EROS ET THANATOS, CHAPITRE 3




Scène d'adaptation




Nathanaël ouvrit difficilement les yeux. Il s’était endormi dans une fourgonnette, sur le matelas de fortune qu’on avait mis à sa disposition pour le trajet. A cause de la camisole, il avait cru qu’il n’arriverait jamais à trouver le sommeil ! Mais, finalement, les émotions de la veille avaient eu raison de sa résistance.
Le garçon se redressa péniblement. Il parvint à se lever malgré ses bras entravés et s’approcha de la fenêtre barrée d’un grillage pour observer les alentours.
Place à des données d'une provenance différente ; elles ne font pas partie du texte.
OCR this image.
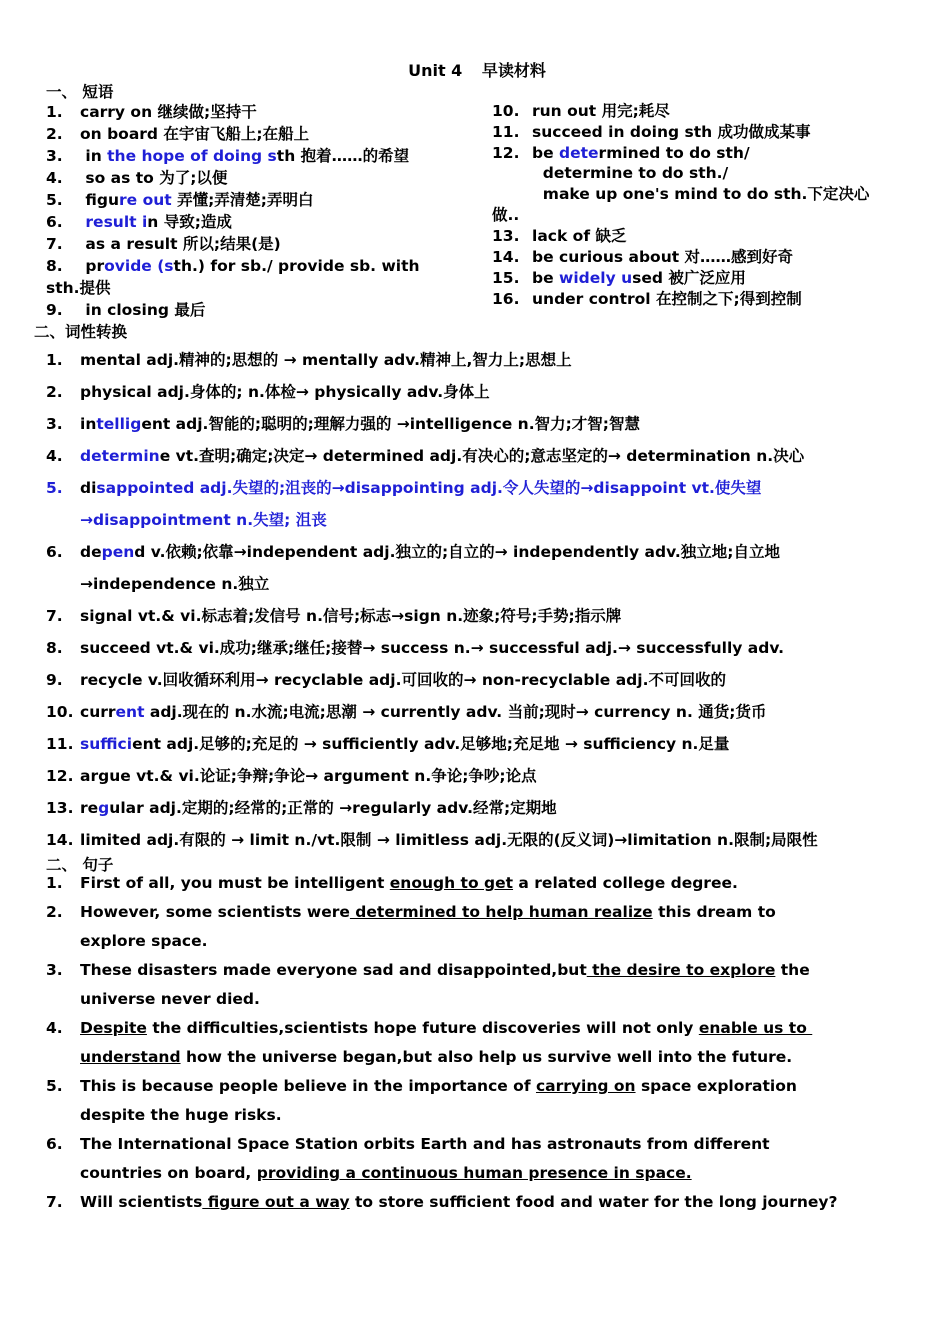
Unit 4 早读材料
一、 短语
1. carry on 继续做;坚持干
2. on board 在宇宙飞船上;在船上
3. in the hope of doing sth 抱着……的希望
4. so as to 为了;以便
5. figure out 弄懂;弄清楚;弄明白
6.	result in 导致;造成
7. as a result 所以;结果(是)
8. provide (sth.) for sb./ provide sb. with
sth.提供
9. in closing 最后
10. run out 用完;耗尽
11. succeed in doing sth 成功做成某事
12. be determined to do sth/
determine to do sth./
make up one's mind to do sth.下定决心
做..
13. lack of 缺乏
14. be curious about 对……感到好奇
15. be widely used 被广泛应用
16. under control 在控制之下;得到控制
二、词性转换
1. mental adj.精神的;思想的 → mentally adv.精神上,智力上;思想上
2. physical adj.身体的; n.体检→ physically adv.身体上
3. intelligent adj.智能的;聪明的;理解力强的 →intelligence n.智力;才智;智慧
4. determine vt.查明;确定;决定→ determined adj.有决心的;意志坚定的→ determination n.决心
5. disappointed adj.失望的;沮丧的→disappointing adj.令人失望的→disappoint vt.使失望
→disappointment n.失望; 沮丧
6. depend v.依赖;依靠→independent adj.独立的;自立的→ independently adv.独立地;自立地
→independence n.独立
7. signal vt.& vi.标志着;发信号 n.信号;标志→sign n.迹象;符号;手势;指示牌
8. succeed vt.& vi.成功;继承;继任;接替→ success n.→ successful adj.→ successfully adv.
9. recycle v.回收循环利用→ recyclable adj.可回收的→ non-recyclable adj.不可回收的
10. current adj.现在的 n.水流;电流;思潮 → currently adv. 当前;现时→ currency n. 通货;货币
11. sufficient adj.足够的;充足的 → sufficiently adv.足够地;充足地 → sufficiency n.足量
12. argue vt.& vi.论证;争辩;争论→ argument n.争论;争吵;论点
13. regular adj.定期的;经常的;正常的 →regularly adv.经常;定期地
14. limited adj.有限的 → limit n./vt.限制 → limitless adj.无限的(反义词)→limitation n.限制;局限性
二、 句子
1. First of all, you must be intelligent enough to get a related college degree.
2. However, some scientists were determined to help human realize this dream to
explore space.
3. These disasters made everyone sad and disappointed,but the desire to explore the
universe never died.
4. Despite the difficulties,scientists hope future discoveries will not only enable us to
understand how the universe began,but also help us survive well into the future.
5. This is because people believe in the importance of carrying on space exploration
despite the huge risks.
6. The International Space Station orbits Earth and has astronauts from different
countries on board, providing a continuous human presence in space.
7. Will scientists figure out a way to store sufficient food and water for the long journey?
Il sentit le souffle lui manquer quand il se rendit compte qu’il n’avait aucun point de repère ! Il ignorait totalement où il se trouvait.
Quel magnifique horizon ! Plus personne pour nous ennuyer, n’est-ce pas merveilleux, Nathanaël ?
-                Merveilleux, en effet, murmura le garçon pour les satisfaire, espérant ainsi qu’elles se tairaient.
Ce ne fut évidemment pas le cas.
Méfie-toi des inconnus. S’ils tentent de t’approcher, tue-les ! Ils ne sont pas dignes de ta confiance !
-                Si vous le dites…

Ah, je vous qu’on va être bien, là-bas, tous ensemble… N’es-tu pas de notre avis ?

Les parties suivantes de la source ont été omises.